Naysayers, of course, would presume that if the sushi is above par, the other side of the menu, so diverse already, must be neglected. Good thing I'm not much into cynicism, or I wouldn't have been treated to the finely prepared, French-roots fare with which the Leurre reeled me in.
Indeed the Leurre doesn't bill its food as "EuroAsia cuisine" for nothing. The "Euro" is compliments of chef and co-proprietor Jean-Claude Mille, who was responsible for opening the now-defunct but once well-regarded Plum Room in Yesterday's in Fort Lauderdale. Mille, a native of Lyons, France, and a former student of Paul Prudhomme's, hasn't lost his touch. Starters like crisp calamari with saffron aioli exhibit classical training while others like a traditional gyoza with ponzu sauce indicate Mille's willingness to extend his horizons.

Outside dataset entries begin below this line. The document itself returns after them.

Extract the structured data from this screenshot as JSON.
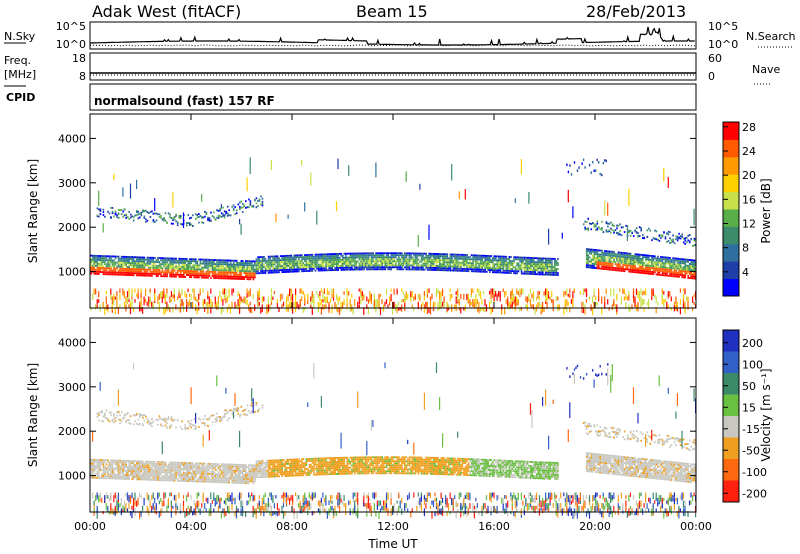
{
  "header": {
    "station": "Adak West (fitACF)",
    "beam": "Beam 15",
    "date": "28/Feb/2013"
  },
  "top_panels": {
    "nsky_label": "N.Sky",
    "nsearch_label": "N.Search",
    "nsky_ticks": [
      "10^5",
      "10^0"
    ],
    "nsearch_ticks": [
      "10^5",
      "10^0"
    ],
    "freq_label": "Freq.",
    "freq_unit": "[MHz]",
    "freq_ticks": [
      "18",
      "8"
    ],
    "nave_label": "Nave",
    "nave_ticks": [
      "60",
      "0"
    ],
    "cpid_label": "CPID",
    "cpid_text": "normalsound (fast) 157 RF"
  },
  "colors": {
    "power": [
      "#0000ff",
      "#1f3fa8",
      "#2f6f9f",
      "#3a8c6a",
      "#5aae4a",
      "#c8e04a",
      "#ffd000",
      "#ff9a00",
      "#ff5a00",
      "#ff0000"
    ],
    "velocity": [
      "#2030c0",
      "#3060c8",
      "#3a8a6a",
      "#6ac040",
      "#c8c8c0",
      "#f0a020",
      "#ff6a10",
      "#ff2010"
    ]
  },
  "chart_data": [
    {
      "type": "heatmap",
      "name": "power",
      "ylabel": "Slant Range [km]",
      "xlabel": "Time UT",
      "x_ticks": [
        "00:00",
        "04:00",
        "08:00",
        "12:00",
        "16:00",
        "20:00",
        "00:00"
      ],
      "y_ticks": [
        "1000",
        "2000",
        "3000",
        "4000"
      ],
      "ylim": [
        180,
        4550
      ],
      "xlim_hours": [
        0,
        24
      ],
      "colorbar_label": "Power [dB]",
      "colorbar_ticks": [
        "4",
        "8",
        "12",
        "16",
        "20",
        "24",
        "28"
      ]
    },
    {
      "type": "heatmap",
      "name": "velocity",
      "ylabel": "Slant Range [km]",
      "xlabel": "Time UT",
      "x_ticks": [
        "00:00",
        "04:00",
        "08:00",
        "12:00",
        "16:00",
        "20:00",
        "00:00"
      ],
      "y_ticks": [
        "1000",
        "2000",
        "3000",
        "4000"
      ],
      "ylim": [
        180,
        4550
      ],
      "xlim_hours": [
        0,
        24
      ],
      "colorbar_label": "Velocity [m s⁻¹]",
      "colorbar_ticks": [
        "200",
        "100",
        "50",
        "15",
        "-15",
        "-50",
        "-100",
        "-200"
      ]
    }
  ]
}
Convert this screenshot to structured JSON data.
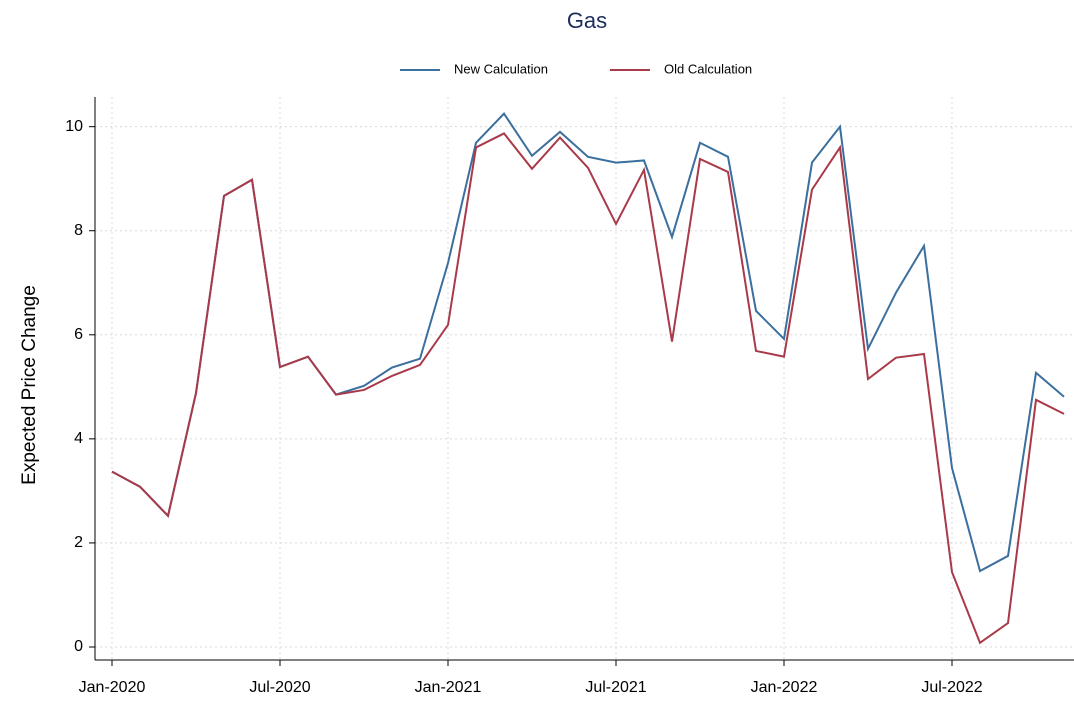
{
  "chart_data": {
    "type": "line",
    "title": "Gas",
    "y_label": "Expected Price Change",
    "categories": [
      "Jan-2020",
      null,
      null,
      null,
      null,
      null,
      "Jul-2020",
      null,
      null,
      null,
      null,
      null,
      "Jan-2021",
      null,
      null,
      null,
      null,
      null,
      "Jul-2021",
      null,
      null,
      null,
      null,
      null,
      "Jan-2022",
      null,
      null,
      null,
      null,
      null,
      "Jul-2022",
      null,
      null,
      null,
      null
    ],
    "series": [
      {
        "name": "New Calculation",
        "color": "#3a6f9e",
        "values": [
          3.37,
          3.08,
          2.52,
          4.88,
          8.67,
          8.98,
          5.38,
          5.58,
          4.85,
          5.02,
          5.37,
          5.54,
          7.38,
          9.69,
          10.25,
          9.44,
          9.9,
          9.42,
          9.31,
          9.35,
          7.88,
          9.69,
          9.42,
          6.46,
          5.92,
          9.31,
          10.0,
          5.73,
          6.81,
          7.71,
          3.44,
          1.46,
          1.75,
          5.27,
          4.81
        ]
      },
      {
        "name": "Old Calculation",
        "color": "#a83a4a",
        "values": [
          3.37,
          3.08,
          2.52,
          4.88,
          8.67,
          8.98,
          5.38,
          5.58,
          4.85,
          4.94,
          5.21,
          5.42,
          6.19,
          9.6,
          9.87,
          9.19,
          9.79,
          9.21,
          8.13,
          9.17,
          5.87,
          9.38,
          9.13,
          5.69,
          5.58,
          8.79,
          9.6,
          5.15,
          5.56,
          5.63,
          1.44,
          0.08,
          0.46,
          4.75,
          4.48
        ]
      }
    ],
    "ylim": [
      -0.25,
      10.57
    ],
    "yticks": [
      0,
      2,
      4,
      6,
      8,
      10
    ],
    "grid": true,
    "legend": "top"
  }
}
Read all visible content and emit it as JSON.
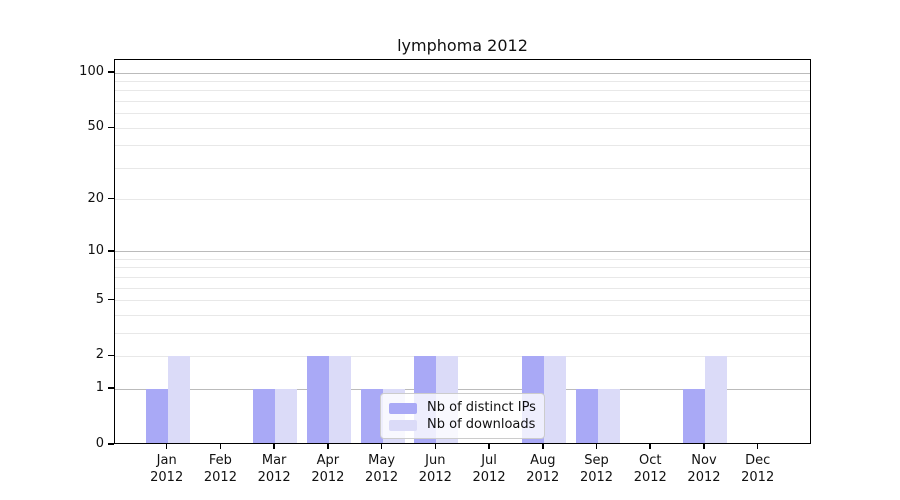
{
  "figure": {
    "background": "#ffffff"
  },
  "chart_data": {
    "type": "bar",
    "title": "lymphoma 2012",
    "categories": [
      "Jan",
      "Feb",
      "Mar",
      "Apr",
      "May",
      "Jun",
      "Jul",
      "Aug",
      "Sep",
      "Oct",
      "Nov",
      "Dec"
    ],
    "category_year": "2012",
    "series": [
      {
        "name": "Nb of distinct IPs",
        "color": "#a9a9f6",
        "values": [
          1,
          0,
          1,
          2,
          1,
          2,
          0,
          2,
          1,
          0,
          1,
          0
        ]
      },
      {
        "name": "Nb of downloads",
        "color": "#dbdbf8",
        "values": [
          2,
          0,
          1,
          2,
          1,
          2,
          0,
          2,
          1,
          0,
          2,
          0
        ]
      }
    ],
    "y_axis": {
      "scale": "log1p",
      "max": 118,
      "tick_values": [
        0,
        1,
        2,
        5,
        10,
        20,
        50,
        100
      ],
      "tick_labels": [
        "0",
        "1",
        "2",
        "5",
        "10",
        "20",
        "50",
        "100"
      ],
      "decade_gridlines": [
        1,
        10,
        100
      ],
      "minor_gridlines": [
        2,
        3,
        4,
        5,
        6,
        7,
        8,
        9,
        20,
        30,
        40,
        50,
        60,
        70,
        80,
        90
      ]
    },
    "legend": {
      "position": "lower center",
      "labels": [
        "Nb of distinct IPs",
        "Nb of downloads"
      ]
    },
    "grid": true,
    "colors": {
      "decade_grid": "#bbbbbb",
      "minor_grid": "#e8e8e8",
      "axis": "#000000",
      "text": "#111111",
      "legend_border": "#cccccc"
    }
  }
}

His best appetizers combine both European and Asian influences, and we tried three on a special appetizer platter one evening. The lobster-and-lump crabmeat cake was a thick, flavorful seafood patty, spiked with fragrant Thai basil. A roasted red pepper-jerked beurre blanc moistened the crust just a bit, while fried leeks and hijiki (seaweed) garnished the concoction. Another delicious beginning, tender escargots wrapped in phyllo dough had been "Asianized" with shallots, shiitake mushrooms, and scallions. The plump snails had been flambéed with Pernod, which lent a stabilizing base and successfully countered a dollop of sweet chili sauce. The chili sauce reappeared with "firecracker shrimp," a dish similar in concept to the escargots with a crunchy, shredded kataifa dough supplanting the phyllo.
Main courses, many of them fish, take the same global focus, employing a hint of Asian culinary ancestry here and there: Chilean sea bass takes a side dish of wasabi mashed potatoes; sesame-crusted black-and-blue tuna is enlivened with a ginger-cucumber relish; swordfish is topped with Japanese herbs and accompanied by jasmine rice. In some entrées, the Eastern suggestion is subtle -- a tantalizing special of grilled shrimp and scallops tossed with artichokes, fresh spinach, and sambuca-enhanced cream sauce over linguine revealed its affiliations only through a swirl of "Asian pesto" added to the sauce. For others the influence is more pronounced, as in the duck glazed with ginger and five-spice, then set on a bed of Minnesota wild rice and finished with a tangy lingonberry sauce.